Держался же я сегодня перед лицом стаи газетных шакалов. «Погибали ли из-за вас люди?» Да, голубчик, просто теряли голову. Но нет, нет, я был великолепен, если можно так сказать о себе. Спокоен, сдержан, уравновешен, стоик до мозга костей: Кориолан перед судом. Я великолепный актер, в этом секрет моего успеха («Не должен ли каждый, кто хочет тронуть толпу, быть актером, играющим самого себя?» — Ницше). Оделся для этой роли лучше некуда: старый, но еще добротный пиджак в ломаную клетку, рубашка с Джермин-стрит, галстук от Шарве — красный, ради озорства, вельветовые слаксы, носки цветом и фактурой овсянки, пара потертых, когда-то стильных туфель на толстой резине, которые не носил лет уже тридцать. Словно только что вернулся с уикенда в Клайвдене. Поиграл с мыслью о курительной трубке а ля Скрайн, но это означало бы перестараться; кроме того, чтобы стать настоящим курильщиком, требуются годы. Никогда не используй прикрытие, под которым не можешь держаться естественно, — еще одно авторитетное суждение Боя. Полагаю, с моей стороны было неплохой стратегической хитростью пригласить леди и джентльменов пера к себе, в мой очаровательный дом. Толкаясь, поднимая в давке камеры над головой, с записными книжками в руках, робко ввалились внутрь. Правда, весьма трогательно: такие натянутые, такие неловкие.

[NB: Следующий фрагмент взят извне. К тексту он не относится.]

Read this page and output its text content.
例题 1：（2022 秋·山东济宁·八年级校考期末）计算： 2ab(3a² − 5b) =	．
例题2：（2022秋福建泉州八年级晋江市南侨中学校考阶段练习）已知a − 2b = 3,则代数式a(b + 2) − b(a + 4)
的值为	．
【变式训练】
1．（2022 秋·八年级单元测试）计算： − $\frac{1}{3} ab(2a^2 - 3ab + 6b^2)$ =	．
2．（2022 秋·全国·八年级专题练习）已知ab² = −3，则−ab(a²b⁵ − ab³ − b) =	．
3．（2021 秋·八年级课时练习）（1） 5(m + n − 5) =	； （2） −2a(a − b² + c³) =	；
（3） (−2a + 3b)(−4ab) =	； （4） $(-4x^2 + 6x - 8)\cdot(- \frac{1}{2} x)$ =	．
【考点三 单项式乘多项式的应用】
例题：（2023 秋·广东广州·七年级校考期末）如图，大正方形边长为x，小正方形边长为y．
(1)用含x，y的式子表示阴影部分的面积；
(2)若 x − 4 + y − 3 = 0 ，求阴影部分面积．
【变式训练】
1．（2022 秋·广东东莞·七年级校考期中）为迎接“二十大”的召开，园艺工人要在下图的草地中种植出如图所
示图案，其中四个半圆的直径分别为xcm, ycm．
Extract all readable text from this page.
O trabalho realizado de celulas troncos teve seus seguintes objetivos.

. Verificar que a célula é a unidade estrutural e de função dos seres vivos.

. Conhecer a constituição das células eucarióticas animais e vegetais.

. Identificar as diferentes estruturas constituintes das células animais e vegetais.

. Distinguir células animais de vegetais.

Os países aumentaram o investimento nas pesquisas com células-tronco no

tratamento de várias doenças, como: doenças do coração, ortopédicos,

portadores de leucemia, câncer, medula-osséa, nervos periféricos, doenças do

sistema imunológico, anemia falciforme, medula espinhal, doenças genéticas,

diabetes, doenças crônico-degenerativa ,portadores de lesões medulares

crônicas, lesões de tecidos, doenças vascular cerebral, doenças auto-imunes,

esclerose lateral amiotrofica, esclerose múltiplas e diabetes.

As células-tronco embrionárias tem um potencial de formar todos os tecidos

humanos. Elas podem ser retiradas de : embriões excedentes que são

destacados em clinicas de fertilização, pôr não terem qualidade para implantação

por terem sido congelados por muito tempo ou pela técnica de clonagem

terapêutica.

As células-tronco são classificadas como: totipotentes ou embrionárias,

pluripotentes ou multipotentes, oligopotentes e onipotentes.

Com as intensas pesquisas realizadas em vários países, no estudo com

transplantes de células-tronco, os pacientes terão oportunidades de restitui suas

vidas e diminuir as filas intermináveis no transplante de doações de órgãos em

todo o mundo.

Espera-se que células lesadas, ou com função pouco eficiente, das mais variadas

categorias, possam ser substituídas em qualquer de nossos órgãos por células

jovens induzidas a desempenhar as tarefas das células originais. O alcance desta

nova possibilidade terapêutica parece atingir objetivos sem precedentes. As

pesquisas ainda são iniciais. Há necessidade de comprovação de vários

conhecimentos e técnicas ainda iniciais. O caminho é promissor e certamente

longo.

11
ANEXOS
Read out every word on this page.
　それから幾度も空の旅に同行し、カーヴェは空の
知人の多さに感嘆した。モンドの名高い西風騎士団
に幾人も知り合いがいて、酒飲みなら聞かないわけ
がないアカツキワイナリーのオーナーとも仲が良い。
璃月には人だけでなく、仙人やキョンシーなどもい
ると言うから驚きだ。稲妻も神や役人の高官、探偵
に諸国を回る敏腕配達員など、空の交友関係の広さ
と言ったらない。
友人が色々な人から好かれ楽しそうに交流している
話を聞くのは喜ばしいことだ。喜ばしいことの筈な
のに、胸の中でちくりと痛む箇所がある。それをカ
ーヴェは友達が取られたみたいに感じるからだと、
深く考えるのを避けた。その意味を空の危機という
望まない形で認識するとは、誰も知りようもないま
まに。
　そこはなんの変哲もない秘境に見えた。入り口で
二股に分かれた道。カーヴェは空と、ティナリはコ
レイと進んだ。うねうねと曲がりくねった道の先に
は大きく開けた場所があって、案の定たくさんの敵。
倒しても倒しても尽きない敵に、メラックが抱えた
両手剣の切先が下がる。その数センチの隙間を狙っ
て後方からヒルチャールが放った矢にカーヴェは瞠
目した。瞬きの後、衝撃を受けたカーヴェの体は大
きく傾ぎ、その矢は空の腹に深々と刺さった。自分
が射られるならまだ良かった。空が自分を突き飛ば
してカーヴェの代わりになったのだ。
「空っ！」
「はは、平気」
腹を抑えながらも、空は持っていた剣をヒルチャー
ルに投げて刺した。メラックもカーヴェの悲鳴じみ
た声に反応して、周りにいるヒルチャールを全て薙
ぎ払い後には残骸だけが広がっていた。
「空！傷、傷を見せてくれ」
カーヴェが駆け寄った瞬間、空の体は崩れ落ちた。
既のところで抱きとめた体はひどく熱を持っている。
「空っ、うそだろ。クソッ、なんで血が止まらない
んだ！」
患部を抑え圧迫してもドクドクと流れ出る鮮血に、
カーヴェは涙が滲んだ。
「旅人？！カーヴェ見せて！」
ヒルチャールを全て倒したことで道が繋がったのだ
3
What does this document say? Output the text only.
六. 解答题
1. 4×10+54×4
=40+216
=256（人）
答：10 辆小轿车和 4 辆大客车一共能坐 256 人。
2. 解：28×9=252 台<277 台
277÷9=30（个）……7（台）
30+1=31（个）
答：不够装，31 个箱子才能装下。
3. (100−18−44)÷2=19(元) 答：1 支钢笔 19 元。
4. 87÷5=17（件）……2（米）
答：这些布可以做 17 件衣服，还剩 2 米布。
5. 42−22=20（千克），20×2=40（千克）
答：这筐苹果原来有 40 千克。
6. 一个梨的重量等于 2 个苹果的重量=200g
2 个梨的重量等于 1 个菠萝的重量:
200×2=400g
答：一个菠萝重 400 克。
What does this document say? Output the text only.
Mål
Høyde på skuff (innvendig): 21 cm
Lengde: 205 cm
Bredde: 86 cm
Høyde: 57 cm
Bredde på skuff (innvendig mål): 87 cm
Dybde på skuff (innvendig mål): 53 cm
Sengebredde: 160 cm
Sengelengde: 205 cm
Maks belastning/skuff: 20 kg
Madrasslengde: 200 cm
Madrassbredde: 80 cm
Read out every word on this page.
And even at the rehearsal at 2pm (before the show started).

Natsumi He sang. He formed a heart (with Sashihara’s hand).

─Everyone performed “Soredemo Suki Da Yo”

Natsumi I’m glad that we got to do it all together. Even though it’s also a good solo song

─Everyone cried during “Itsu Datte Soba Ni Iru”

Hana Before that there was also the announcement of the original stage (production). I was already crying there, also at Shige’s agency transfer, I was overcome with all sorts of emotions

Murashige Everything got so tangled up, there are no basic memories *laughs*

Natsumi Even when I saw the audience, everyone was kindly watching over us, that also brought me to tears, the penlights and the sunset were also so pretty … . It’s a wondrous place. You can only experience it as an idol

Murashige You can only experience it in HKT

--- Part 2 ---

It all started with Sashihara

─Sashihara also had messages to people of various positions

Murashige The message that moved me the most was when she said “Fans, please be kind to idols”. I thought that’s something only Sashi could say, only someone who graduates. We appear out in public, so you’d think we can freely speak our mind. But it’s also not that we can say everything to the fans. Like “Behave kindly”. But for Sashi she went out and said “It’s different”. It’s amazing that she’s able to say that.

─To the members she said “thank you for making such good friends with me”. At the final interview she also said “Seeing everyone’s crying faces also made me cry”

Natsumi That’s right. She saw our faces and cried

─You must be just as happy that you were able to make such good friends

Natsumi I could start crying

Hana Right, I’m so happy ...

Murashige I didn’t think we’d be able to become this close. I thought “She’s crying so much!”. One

Мне казалось, что я снова в институте, буду читать лекцию. Мисс Твинсет, будьте добры, прикройте шторы. А вы, Стриплинг, включите проектор. Диапозитив первый: «Предательство в Гефсиманском саду».
* * *
Я всегда питал слабость к запущенным садам. Приятно видеть, как природа постепенно берет свое. Разумеется, не дикая природа, я никогда не стоял за нее, ей свое место, а общая неубранность, свидетельствующая о неприятии суетного пристрастия человека к порядку. Я не папист, когда речь идет о земледелии в широком смысле, и вообще за машину для стрижки газонов. В эти полные птичьего гомона апрельские сумерки я вспоминаю, как впервые увидел Бобра, спавшего в гамаке в глубине испещренного тенями сада позади отцовского дома в северном Оксфорде. Как в коконе. Газоны заросли, деревья требовали обрезки. Лето было в разгаре, а мне почему-то запомнилось, что яблони были густо усыпаны цветами (говорят, у меня фотографическая память, что весьма полезно для моего рода деятельности, — вернее, родов деятельности). Кажется, помню также ребенка, угрюмого мальчугана, стоявшего по колено в траве. Испытующе косясь на меня, он сбивал палкой головки крапивы. Кто это был? Возможно, воплощенная чистота и невинность (чуть было не вскрикнул от умиления). Уже испытав потрясение от встреч поврозь с несносной сестрицей и полоумной мамашей Бобра, я почувствовал себя в дурацком положении. Ноги кололи жесткие стебли. Вокруг головы вилась пчела ошалевшая от запаха фиксатора для волос. Я стоял с зажатой под мышкой рукописью — несомненно, что-то важное о позднем кубизме или о смелости рисунка Сезанна — и тут, на этой густо заросшей поляне, все эти заимствованные рассуждения о сходстве и различиях вдруг показались мне смехотворными. Солнечный свет, бегущие по небу облака, легкий ветерок, свисающие ветви деревьев. Бобер продолжал спать в собственных объятиях, откинув на сторону голову. По лбу веером рассыпалась прядь блестящих черных волос. Безусловно, это был не глава семейства, к которому я приехал и который, как уверяла миссис Бобриха, спал в саду. «Знаете, он горазд отлынивать от дел, — царственно фыркнула она, — ни капли сосредоточенности». Я воспринял это как обнадеживающий знак: представление о полусонном рассеянном издателе отвечало моему уже сложившемуся представлению о себе как о проныре, способном проникнуть куда угодно. Но я ошибался. Макс Бревурт — в отличие от Ника, известный как Большой Бобер — оказался таким же хитрым прохиндеем, как и его предки — голландские купцы.